Cecil Adams is back in New York City!

I see that the New York Press, parakeet-cage liner to the Four Hundred, has started to run The Straight Dope again!

Now that reptilian ex-publisher Russ Smith (aka MUGGER) has sold out and sold his employees down the river, it looks like there might be some actual content to this smarmy little rag again. Smith’s name has been reduced to “Staff Writer” on the masthead, and we can only hope that his hideous weekly Clinton-bashing (yes, still) Bush-upsucking My-kids-sure-are-cute-and-let-me-tell-you-all-about-our-vacation-in Bermuda column will eventually fade away in the gloaming.

Years ago, NYP ran all sorts of decent syndicated material, but Smith weaseled out of paying nominal syndication fees and most of the good stuff disappeared. Looks like the new management is more willing to pony up cash for content which rises above the lowest common denominator.

Not only has Uncle Cecil returned, so has the fine underground cartoonist Carol Lay and her “Story Minute.” If they can just get “Dykes to Watch Out For” back, and shitcan the highly unpleasant “Rehabilitating Mr. Wiggles,” this free paper will once again be worthy of the energy expended to lean down and pick up!

Have you also noticed they’ve started rerunning old columns and passing them off as new?

Despite my listed location, I have been in exile in South Jersey for the past few months, and haven’t kept up with the Press in a while, but I did notice Smith’s reduced role recently. Uke, could you fill me in on the details you alluded to regarding his position on the paper?

I’m a little sketchy on the details. The serious NY media tends to ignore the NY Press as a shrill reactionary Village Voice wannabe, so there wasn’t any coverage that I saw outside of the Press itself.

Looks like Smith sold the paper at the end of 2002…a lot of staff got the axe, including the not-wholly moronic editor John Strausbaugh. The current masthead lists some jamoke called Charles D. Colletti as the President and Publisher, Doug Meadow as the Chief Operating Officer, and Lisa Kearns as Editor.

Many of the usual gang of talentless scribblers are still on duty, including Jim Knipfel, Christopher Caldwell, Jonathan Ames, George Tabb, and those two losers they got reviewing movies.

Yay! I was always afraid that Cecil got bumped so Smith could have another half page to add to his eight or so pages of blathering about whatever crossed the three synapses that constitute his mind.

Lately, the only reason spend the effort to open the door of the green box was William Bryk’s “Old Smoke” column every other week (which is superb). However, the thought of running across the odious “Mr. Wiggles” sometimes stayed my hand.
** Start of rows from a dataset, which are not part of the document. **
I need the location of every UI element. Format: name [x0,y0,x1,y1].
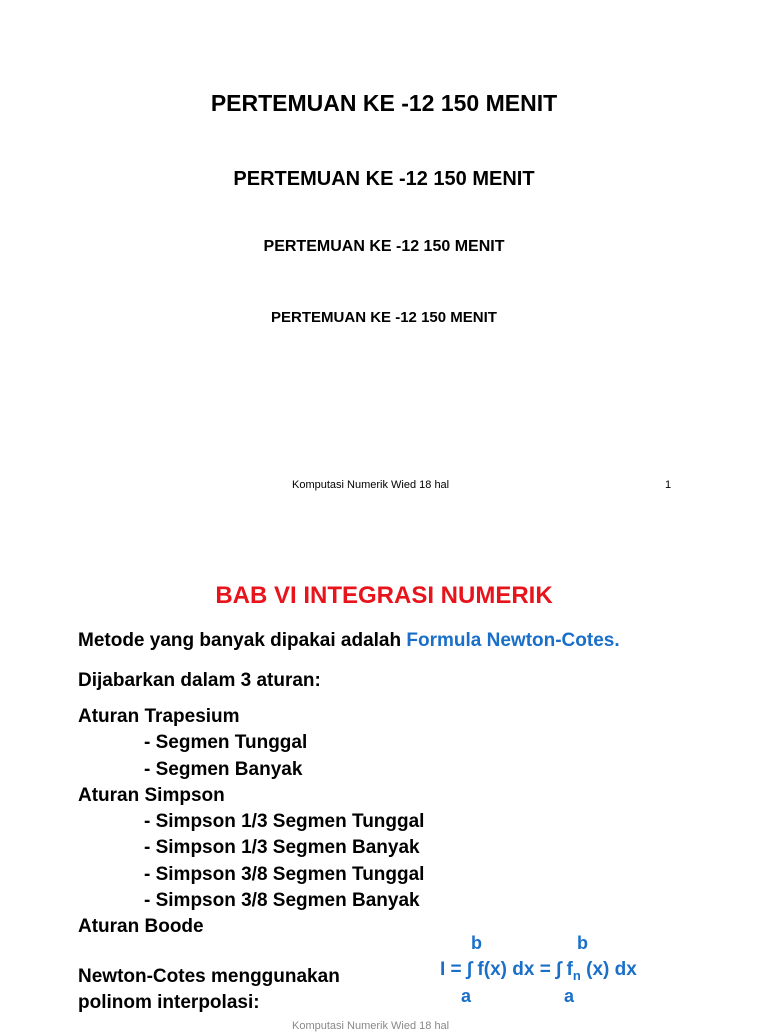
slide1-page-number: 1 [665,479,672,491]
formula-subscript: n [572,967,581,983]
formula-lhs: I = ∫ f(x) dx = ∫ f [440,959,573,980]
rule-boode: Aturan Boode [78,916,204,937]
trapesium-item: - Segmen Tunggal [144,732,308,753]
slide1-heading-4: PERTEMUAN KE -12 150 MENIT [271,309,497,326]
integral-lower-limit-1: a [461,986,472,1006]
integral-upper-limit-2: b [577,933,588,953]
intro-line [78,630,620,652]
slide1-heading-3: PERTEMUAN KE -12 150 MENIT [263,238,505,255]
simpson-item: - Simpson 1/3 Segmen Banyak [144,837,420,858]
slide1-heading-2: PERTEMUAN KE -12 150 MENIT [233,168,535,190]
formula-rhs: (x) dx [580,959,637,980]
intro-highlight: Formula Newton-Cotes. [406,630,620,651]
rule-trapesium: Aturan Trapesium [78,706,240,727]
intro-prefix: Metode yang banyak dipakai adalah [78,630,407,651]
simpson-item: - Simpson 3/8 Segmen Tunggal [144,864,425,885]
trapesium-item: - Segmen Banyak [144,759,303,780]
rule-simpson: Aturan Simpson [78,785,225,806]
slide-2 [0,520,768,1032]
integral-formula [440,959,637,983]
slide2-title: BAB VI INTEGRASI NUMERIK [215,582,553,609]
simpson-item: - Simpson 3/8 Segmen Banyak [144,890,420,911]
slide1-heading-1: PERTEMUAN KE -12 150 MENIT [210,90,558,116]
integral-lower-limit-2: a [564,986,575,1006]
rules-intro: Dijabarkan dalam 3 aturan: [78,670,321,691]
slide2-footer: Komputasi Numerik Wied 18 hal [292,1020,450,1032]
newton-text-2: polinom interpolasi: [78,992,260,1013]
slide1-footer: Komputasi Numerik Wied 18 hal [292,479,450,491]
simpson-item: - Simpson 1/3 Segmen Tunggal [144,811,425,832]
integral-upper-limit-1: b [471,933,482,953]
newton-text-1: Newton-Cotes menggunakan [78,966,340,987]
The return of Cecil and Carol Lay means I will again feel good about paying the cover price of NY Press again.

Can you specify names on the italicized stuff? Our local weeklies lost two people to NYC over the last few years – and it was no great loss; the reviewers were full of themselves and tended to do movie reviews not based on the movie but on whether it fit their own personal prejudices. I almost found them to be touchstones for my tastes, in a weird negative way – if they hated it, I’d like it, and vice versa. :dubious:

The mediocre Matt Zoller Seitz and the abominable Armond White.

The latter feels that Spielberg is the greatest thing to happen to the moving pictures since Edison, and talks about it in nearly every column.

http://www.villagevoice.com/issues/0303/cotts.php

Thanks, Uke. They’re not my reviewers.

samclem,
[Arte Johnson voice]
verrrrrry interesting.
[/Arte Johnson voice]

I pick up the Southern Voice quite regularly, as they seem to have the most thorough coverage of national gay-related news out, and that’s one of my special interests. They bought out a New Orleans gay paper, ran it independently for a short while, briefly brought out another paper to cover the mid-South (Charlotte to Nashville to Montgomery, roughly), then folded both into the Atlanta paper, which barely takes note of New Orleans or the other cities. And there were reports that one or both of the Blades would be closed down as unprofitable about a year ago, though nothing more came of that.

And Chris Crain resigning really disturbed me – Crain was one of the few people one could depend on for thoughtful analysis of issues rather than knee-jerk reactions of one sort or another.

I have no particular reason to dislike Window Media – but I’m not totally sure I trust them.